Neither military nor humanitarian crises that demand U.S. military presence overseas have affected ROTC program numbers of Kansas University’s campus.
In fact, recruitment numbers for the KU programs have grown, said William McGreer, senior military science instructor at KU.
“I really don’t think there’s any correlation to what’s going on overseas to what’s going on here,” said McGreer, who is affiliated with KU’s Army ROTC program. “I think kids are realizing they want to get involved in a military program and have their education paid for.”
While it seems that a fluctuation in the amount of troops overseas would immediately impact KU’s ROTC recruitment, this fall numbers in the university’s Army ROTC program are on the rise.
“The enrollment numbers have increased over the last three years from around 62 in May of ’06,” said Ted Culbertson, KU’s Army ROTC scholarship and administrations officer. “This year, we’re projecting fall of ’09 enrollment of 124.”
He says that increase is anything but common.
“I don’t think it’s typical at all,” Culbertson said. “What we’re trying to do is diversify … one-third on scholarship, one-third in (National) Guard or Reserve, and one-third are your average student who wants to try the program out.”
Leaders in KU’s military science department also believe with the economy down, this could be an ideal time to join the ROTC program, secure a long-term career and save money on education all at once.
“I think it’s offering more for them,” McGreer said. “The draw here is to have school paid for, and most kids are given some type of scholarship that allows them to go to school.”
While the Army prides itself on helping young men and women grow individually, it also provides students with education in the field of their choice. Those within the program also believe that their military experience will not only improve, but change lives.
“It’s kind of interesting because you think about camaraderie and a band of brothers or sisters that you can rely on, and ROTC has really become that,” McGreer said.
The Army ROTC isn’t the only program experiencing growth. Although KU’s Air Force ROTC numbers have remained steady over the past several years, with just over 60 students expected for the fall semester, more students are completing the program than in years past.
“First and foremost, this program is about developing leaders,” said Lt. Col. Gena Stuchbery, an adjuct professor for Air Force ROTC. “If a young person wants to grow as an individual and develop their leadership skills, the military and the Air Force does that better than anyone else.”
As with the other branches of the military, Stuchbery says a student’s reason for joining their program is as unique as the cadet themselves.
“Many join us because of patriotism, and there are still folks who want to support the flag and defend our country,” she said. “Others are out for a sense of service and want to serve others, and still there are some to whom this is a family tradition, and they want to carry on that family heritage.”
For those looking to get away from the tough economic climate and get a college degree when finances are low, the Air Force has many scholarship opportunities available. Still, program leaders believe if that’s your only motivation, other cadets will leave you behind.
“We are looking for a very competitive gene pool.

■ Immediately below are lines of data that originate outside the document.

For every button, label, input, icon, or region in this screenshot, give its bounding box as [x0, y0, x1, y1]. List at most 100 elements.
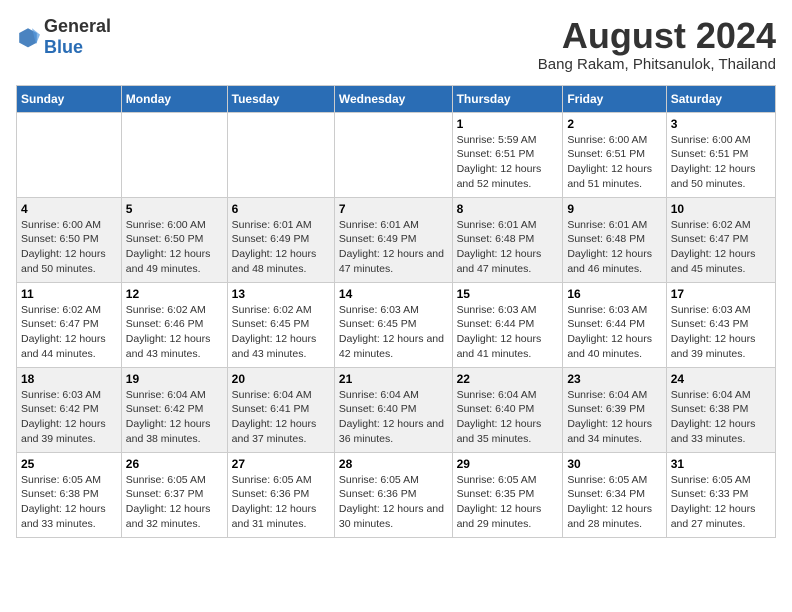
day-number: 25: [21, 457, 117, 471]
day-info: Sunrise: 6:05 AM Sunset: 6:38 PM Dayligh…: [21, 473, 117, 532]
day-number: 12: [126, 287, 223, 301]
day-number: 27: [232, 457, 330, 471]
day-number: 14: [339, 287, 448, 301]
day-number: 15: [457, 287, 559, 301]
day-info: Sunrise: 6:00 AM Sunset: 6:51 PM Dayligh…: [671, 133, 771, 192]
calendar-cell: 31Sunrise: 6:05 AM Sunset: 6:33 PM Dayli…: [666, 452, 775, 537]
day-info: Sunrise: 6:01 AM Sunset: 6:48 PM Dayligh…: [567, 218, 661, 277]
day-info: Sunrise: 6:04 AM Sunset: 6:40 PM Dayligh…: [339, 388, 448, 447]
day-info: Sunrise: 6:05 AM Sunset: 6:36 PM Dayligh…: [339, 473, 448, 532]
subtitle: Bang Rakam, Phitsanulok, Thailand: [538, 56, 776, 73]
day-info: Sunrise: 5:59 AM Sunset: 6:51 PM Dayligh…: [457, 133, 559, 192]
calendar-cell: 28 Sunrise: 6:05 AM Sunset: 6:36 PM Dayli…: [334, 452, 452, 537]
calendar-cell: 23 Sunrise: 6:04 AM Sunset: 6:39 PM Dayli…: [563, 367, 666, 452]
logo-blue: Blue: [44, 37, 83, 57]
logo-general: General: [44, 16, 111, 36]
day-info: Sunrise: 6:04 AM Sunset: 6:42 PM Dayligh…: [126, 388, 223, 447]
day-info: Sunrise: 6:02 AM Sunset: 6:45 PM Dayligh…: [232, 303, 330, 362]
calendar-cell: 24Sunrise: 6:04 AM Sunset: 6:38 PM Dayli…: [666, 367, 775, 452]
column-header-friday: Friday: [563, 85, 666, 112]
calendar-cell: [334, 112, 452, 197]
header: General Blue August 2024 Bang Rakam, Phi…: [16, 16, 776, 73]
day-number: 7: [339, 202, 448, 216]
day-info: Sunrise: 6:00 AM Sunset: 6:51 PM Dayligh…: [567, 133, 661, 192]
day-info: Sunrise: 6:00 AM Sunset: 6:50 PM Dayligh…: [21, 218, 117, 277]
calendar-cell: 16 Sunrise: 6:03 AM Sunset: 6:44 PM Dayli…: [563, 282, 666, 367]
day-number: 6: [232, 202, 330, 216]
calendar-cell: 8 Sunrise: 6:01 AM Sunset: 6:48 PM Daylig…: [452, 197, 563, 282]
day-info: Sunrise: 6:02 AM Sunset: 6:46 PM Dayligh…: [126, 303, 223, 362]
day-info: Sunrise: 6:01 AM Sunset: 6:49 PM Dayligh…: [232, 218, 330, 277]
day-number: 3: [671, 117, 771, 131]
calendar-cell: [17, 112, 122, 197]
day-number: 10: [671, 202, 771, 216]
column-header-monday: Monday: [121, 85, 227, 112]
day-number: 19: [126, 372, 223, 386]
day-number: 16: [567, 287, 661, 301]
calendar-header-row: SundayMondayTuesdayWednesdayThursdayFrid…: [17, 85, 776, 112]
day-info: Sunrise: 6:00 AM Sunset: 6:50 PM Dayligh…: [126, 218, 223, 277]
calendar-week-row: 18 Sunrise: 6:03 AM Sunset: 6:42 PM Dayli…: [17, 367, 776, 452]
column-header-sunday: Sunday: [17, 85, 122, 112]
column-header-wednesday: Wednesday: [334, 85, 452, 112]
day-info: Sunrise: 6:02 AM Sunset: 6:47 PM Dayligh…: [671, 218, 771, 277]
calendar-cell: 22Sunrise: 6:04 AM Sunset: 6:40 PM Dayli…: [452, 367, 563, 452]
calendar-cell: [227, 112, 334, 197]
day-info: Sunrise: 6:04 AM Sunset: 6:39 PM Dayligh…: [567, 388, 661, 447]
day-info: Sunrise: 6:04 AM Sunset: 6:40 PM Dayligh…: [457, 388, 559, 447]
day-number: 18: [21, 372, 117, 386]
day-number: 2: [567, 117, 661, 131]
calendar-week-row: 11Sunrise: 6:02 AM Sunset: 6:47 PM Dayli…: [17, 282, 776, 367]
day-info: Sunrise: 6:03 AM Sunset: 6:44 PM Dayligh…: [567, 303, 661, 362]
day-info: Sunrise: 6:04 AM Sunset: 6:38 PM Dayligh…: [671, 388, 771, 447]
day-number: 11: [21, 287, 117, 301]
day-number: 17: [671, 287, 771, 301]
calendar-cell: 15 Sunrise: 6:03 AM Sunset: 6:44 PM Dayli…: [452, 282, 563, 367]
day-info: Sunrise: 6:03 AM Sunset: 6:43 PM Dayligh…: [671, 303, 771, 362]
day-info: Sunrise: 6:03 AM Sunset: 6:44 PM Dayligh…: [457, 303, 559, 362]
calendar-cell: 10 Sunrise: 6:02 AM Sunset: 6:47 PM Dayli…: [666, 197, 775, 282]
day-info: Sunrise: 6:05 AM Sunset: 6:36 PM Dayligh…: [232, 473, 330, 532]
calendar-cell: 3 Sunrise: 6:00 AM Sunset: 6:51 PM Daylig…: [666, 112, 775, 197]
day-number: 28: [339, 457, 448, 471]
day-info: Sunrise: 6:05 AM Sunset: 6:34 PM Dayligh…: [567, 473, 661, 532]
day-number: 23: [567, 372, 661, 386]
day-number: 5: [126, 202, 223, 216]
column-header-saturday: Saturday: [666, 85, 775, 112]
calendar-cell: 20 Sunrise: 6:04 AM Sunset: 6:41 PM Dayli…: [227, 367, 334, 452]
day-number: 20: [232, 372, 330, 386]
calendar-cell: 26 Sunrise: 6:05 AM Sunset: 6:37 PM Dayli…: [121, 452, 227, 537]
day-number: 8: [457, 202, 559, 216]
day-number: 1: [457, 117, 559, 131]
calendar-cell: 2 Sunrise: 6:00 AM Sunset: 6:51 PM Daylig…: [563, 112, 666, 197]
calendar-cell: 6 Sunrise: 6:01 AM Sunset: 6:49 PM Daylig…: [227, 197, 334, 282]
calendar-cell: 27 Sunrise: 6:05 AM Sunset: 6:36 PM Dayli…: [227, 452, 334, 537]
day-number: 30: [567, 457, 661, 471]
column-header-tuesday: Tuesday: [227, 85, 334, 112]
calendar-cell: 25 Sunrise: 6:05 AM Sunset: 6:38 PM Dayli…: [17, 452, 122, 537]
day-info: Sunrise: 6:05 AM Sunset: 6:35 PM Dayligh…: [457, 473, 559, 532]
day-number: 26: [126, 457, 223, 471]
calendar-cell: 21 Sunrise: 6:04 AM Sunset: 6:40 PM Dayli…: [334, 367, 452, 452]
day-number: 9: [567, 202, 661, 216]
calendar-cell: 19 Sunrise: 6:04 AM Sunset: 6:42 PM Dayli…: [121, 367, 227, 452]
day-info: Sunrise: 6:05 AM Sunset: 6:37 PM Dayligh…: [126, 473, 223, 532]
calendar-cell: 1 Sunrise: 5:59 AM Sunset: 6:51 PM Daylig…: [452, 112, 563, 197]
calendar-table: SundayMondayTuesdayWednesdayThursdayFrid…: [16, 85, 776, 538]
calendar-cell: 5 Sunrise: 6:00 AM Sunset: 6:50 PM Daylig…: [121, 197, 227, 282]
calendar-cell: 17 Sunrise: 6:03 AM Sunset: 6:43 PM Dayli…: [666, 282, 775, 367]
calendar-cell: 14Sunrise: 6:03 AM Sunset: 6:45 PM Dayli…: [334, 282, 452, 367]
calendar-cell: 18 Sunrise: 6:03 AM Sunset: 6:42 PM Dayli…: [17, 367, 122, 452]
day-info: Sunrise: 6:05 AM Sunset: 6:33 PM Dayligh…: [671, 473, 771, 532]
calendar-cell: 4Sunrise: 6:00 AM Sunset: 6:50 PM Daylig…: [17, 197, 122, 282]
logo-icon: [16, 25, 40, 49]
day-info: Sunrise: 6:01 AM Sunset: 6:48 PM Dayligh…: [457, 218, 559, 277]
day-number: 29: [457, 457, 559, 471]
day-number: 21: [339, 372, 448, 386]
day-info: Sunrise: 6:03 AM Sunset: 6:42 PM Dayligh…: [21, 388, 117, 447]
day-info: Sunrise: 6:04 AM Sunset: 6:41 PM Dayligh…: [232, 388, 330, 447]
calendar-cell: 13 Sunrise: 6:02 AM Sunset: 6:45 PM Dayli…: [227, 282, 334, 367]
calendar-cell: 9 Sunrise: 6:01 AM Sunset: 6:48 PM Daylig…: [563, 197, 666, 282]
day-number: 13: [232, 287, 330, 301]
day-info: Sunrise: 6:01 AM Sunset: 6:49 PM Dayligh…: [339, 218, 448, 277]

If you’re average and you’re looking to get a scholarship, you probably won’t be competitive with your peers,” Stuchbery said. “If you want to learn what it takes to lead others and be successful and motivate and accomplish goals, this is the program for you.”
The Air Force ROTC also has many opportunities for students away from the classroom that can tap into the individual’s adventurous side.
Whether it’s free-falling from an airplane at the Air Force Academy in Colorado Springs, Colo., or traveling to Turkey as part of their cultural immersion program, leaders believe the possibilities are endless for their cadets.
“There are a lot of cool things to do beyond your summer job,” Stuchbery said.
Battalion numbers also are on the rise in the Navy and Marine Corps.
“As we were drawing down, they were seeing a reduction in the amount of officers needed in the Navy,” said Capt. Thomas Arnold, professor of Naval science in the KU naval ROTC program. “Now that we are leveling off and we need to sustain numbers, we are increasing the numbers coming into the program to sustain us and keep us at our current level.”
KU’s naval ROTC is expecting to reach nearly 90 students by the start of fall classes. Twenty-five to 30 incoming freshmen are signed up, and that’s nearly 20 more than were signed up three years ago. Leaders say the growth is due to hard work within the program and a large presence on campus.
“It’s been very exciting for us,” Arnold said. “I think it’s a very exciting time. I think the military is a great way for a student who is inclined towards this type of service to get valuable leadership experience.”
Naval science instructors say the educational programs offered in their department are just as challenging as the physical expectations of future naval officers. Between their junior and senior years, students are sent to Quantico, Va., for Marine Corps officer candidate school.
“It’s a four-week program, kind of like a boot camp, but (with) higher expectations because they are going to be officers and it’s very rigorous,” Arnold said. “It’s very demanding both physically and mentally. They have to demonstrate their leadership abilities, and if they do not successfully complete that and graduate, then we cannot commission them as a Marine Corps officer.”
Arnold says the growth in the program is very rewarding for leaders of the program. They also say the Navy ROTC at KU is a great way to prepare men and women for leadership in future careers.
“The more of a presence we have on campus the better,” he said, “so other students can appreciate what their fellow students have chosen to do in serving their country.”